By Zhi Yuchen
In many countries of Africa, West Asia and other regions, inept public managements and corruptions, the politicizing of the State’s security organs and so on are playing significant roles in animating today’s conflicts. One or another set of ethnic, religious or tribal groups dominates power to the exclusion of others. Although the collapse or absence of a dominant central authority led to the State’s fracturing, Attempts to rebuild or extend a central authority could lead not to peace, but to deepening conflict in a context of fragmentation.
The role of the African Union (AU) and other sub-regional organizations over the past two decades has been critical in conflicts and crises in Africa. From the peacekeeping missions in Burundi to the Sudan and Somalia, various models of cooperation have gradually emerged between AU and the United Nations (UN). The transitions from AU peace operations to UN peacekeeping operations in Mali and in the Central African Republic took place based on an enhanced partnership at both the strategic and operational levels.
In response to the crises in Mali, on 13 November 2012, the Peace and Security Council of the African Union requested the Security Council of UN to authorize, for an initial period of one year, the planned deployment of the African-led International Support Mission to Mali (AFISMA). The UN Council authorized the deployment of AFISMA and provided for the transfer of authority from AFISMA to UN’s Multidimensional Integrated Stabilization Mission in Mali (MINUSMA) on 1 July 2013.
Regarding the Central African Republic, the Peace and Security Council of AU requested the Security Council of UN to authorize the deployment of the African-led International Support Mission in the Central African Republic (MISCA).

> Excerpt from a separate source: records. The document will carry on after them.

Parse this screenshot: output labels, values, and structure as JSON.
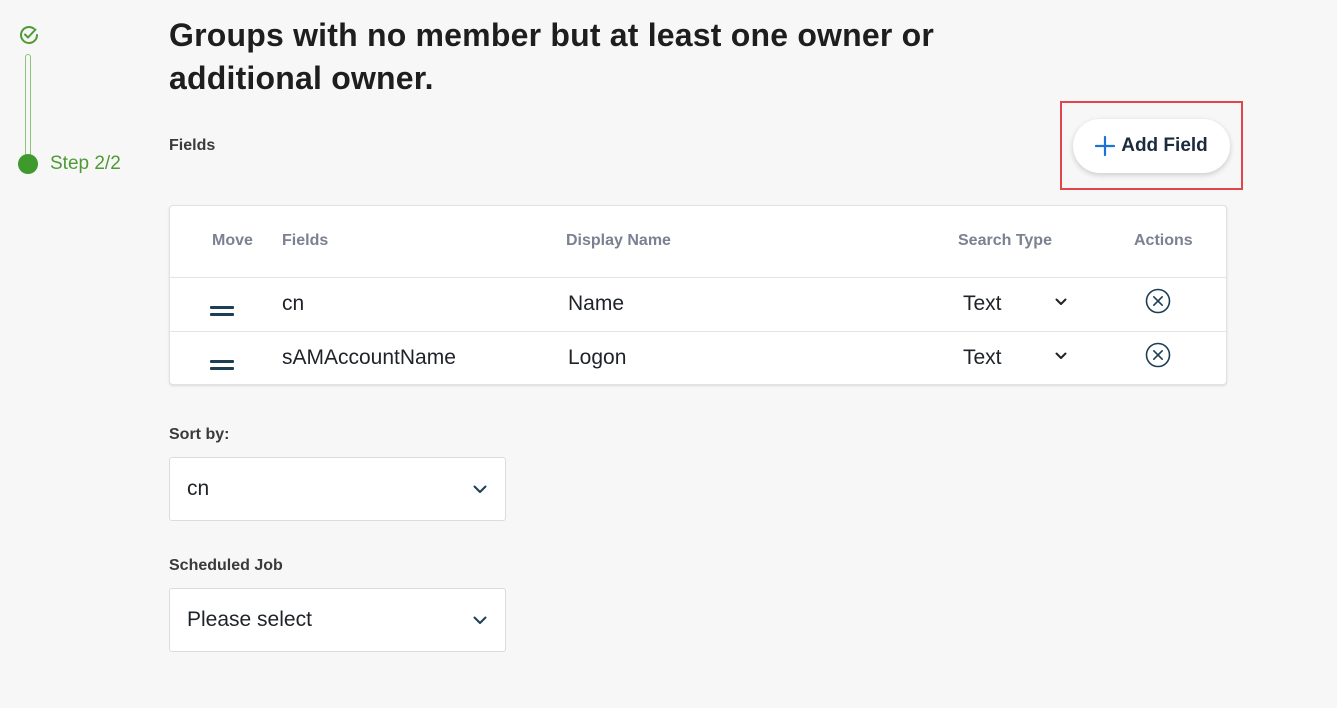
{
  "stepper": {
    "step_label": "Step 2/2",
    "color_done": "#4f9a34",
    "icons": [
      "check-circle-icon",
      "dot-icon"
    ]
  },
  "title": "Groups with no member but at least one owner or additional owner.",
  "fields_label": "Fields",
  "add_field_label": "Add Field",
  "table": {
    "headers": {
      "move": "Move",
      "fields": "Fields",
      "display_name": "Display Name",
      "search_type": "Search Type",
      "actions": "Actions"
    },
    "rows": [
      {
        "field": "cn",
        "display_name": "Name",
        "search_type": "Text"
      },
      {
        "field": "sAMAccountName",
        "display_name": "Logon",
        "search_type": "Text"
      }
    ]
  },
  "sort_by": {
    "label": "Sort by:",
    "value": "cn"
  },
  "scheduled_job": {
    "label": "Scheduled Job",
    "value": "Please select"
  },
  "colors": {
    "accent_blue": "#1a73d9",
    "highlight_red": "#e0474c",
    "step_green": "#3e9a2c"
  }
}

Thus the UN Council authorized the deployment of MISCA for a period of 12 months and defined the transition from MISCA to the UN’s Multidimensional Integrated Stabilization Mission in the Central African Republic (MINUSCA) on 15 September 2014.
We can learn lessons by comparing these two processes of transition for China’s attending and cooperation in international peacekeeping operations in Africa in the future.
First, successful transitions of peacekeeping operations from AU to UN require political coherence and the harmonization of policy and strategies. In Mali, due to the distinct concepts of operations between the Economic Community of West African States (ECOWAS) and AU, the efforts of Security Council Secretariat to deploy military and security planners to assist ECOWAS and the African Union in planning for AFISMA were hampered. However, in the Central African Republic, UN worked from the outset to support the transition to the African-led operation MISCA by means of providing technical and expert advice to support MISCA to strengthen its command and control, administrative infrastructure and training capacity, and deployed the UN support team to the Central African Republic in February 2014 which contributed greatly to a smoother transition.
Second, complex multinational peace operations require a clear and effective command and control framework. In Mali, the relatively short transition time frame affected command and control structures in part by triggering the dissolution of the Joint Operations Centre of AFISMA. The challenge was better managed in the Central African Republic through the establishment of a common Joint Operations Centre between AU and UN ahead of the transfer process. Furthermore, coordination between MISCA and the European Union-led peacekeeping force in the Central African Republic was facilitated by the integrity of the command within the respective forces and the clarity of their respective mandates.
Third, it’s essential to increase collaboration on force generation between AU and UN at an early stage and to provide supports for broader efforts to build the capacity of African contingents. Even the UN Secretariat conducted an assessment to identify critical shortfalls among troops and undertook efforts to bring troop levels in line with operational requirements, enhance awareness of UN peacekeeping mandates and upgrade equipment and capabilities, most of the contingents that MINUSMA and MINUSCA inherited on the date of their respective transfers of authority had equipment and capabilities that remained below UN standards. In fact, the allegations of sexual exploitation and abuse in the Central African Republic nearly have tarnished the ideal of UN, and the whole world is looking forward to the measures of UN.
At last, the experience of western countries’ supports is worthy to learn. For instance, France and the United States of America provided non-lethal and lethal support directly to a number of troop- and police-contributing countries, and the provision of weapons and vehicles by France and strategic lift and other support by the United States were essential for the deployment of additional MISCA contingents.
For China, as permanent member of the United Nations Security Council, except sending troops, police, and military experts, we can do more in African peacekeeping operations under the framework of UN including joint assessments and planning, force generation, coordination mechanisms, transfer of civilian capacity, support mechanisms, and arrangements to increase troop standards.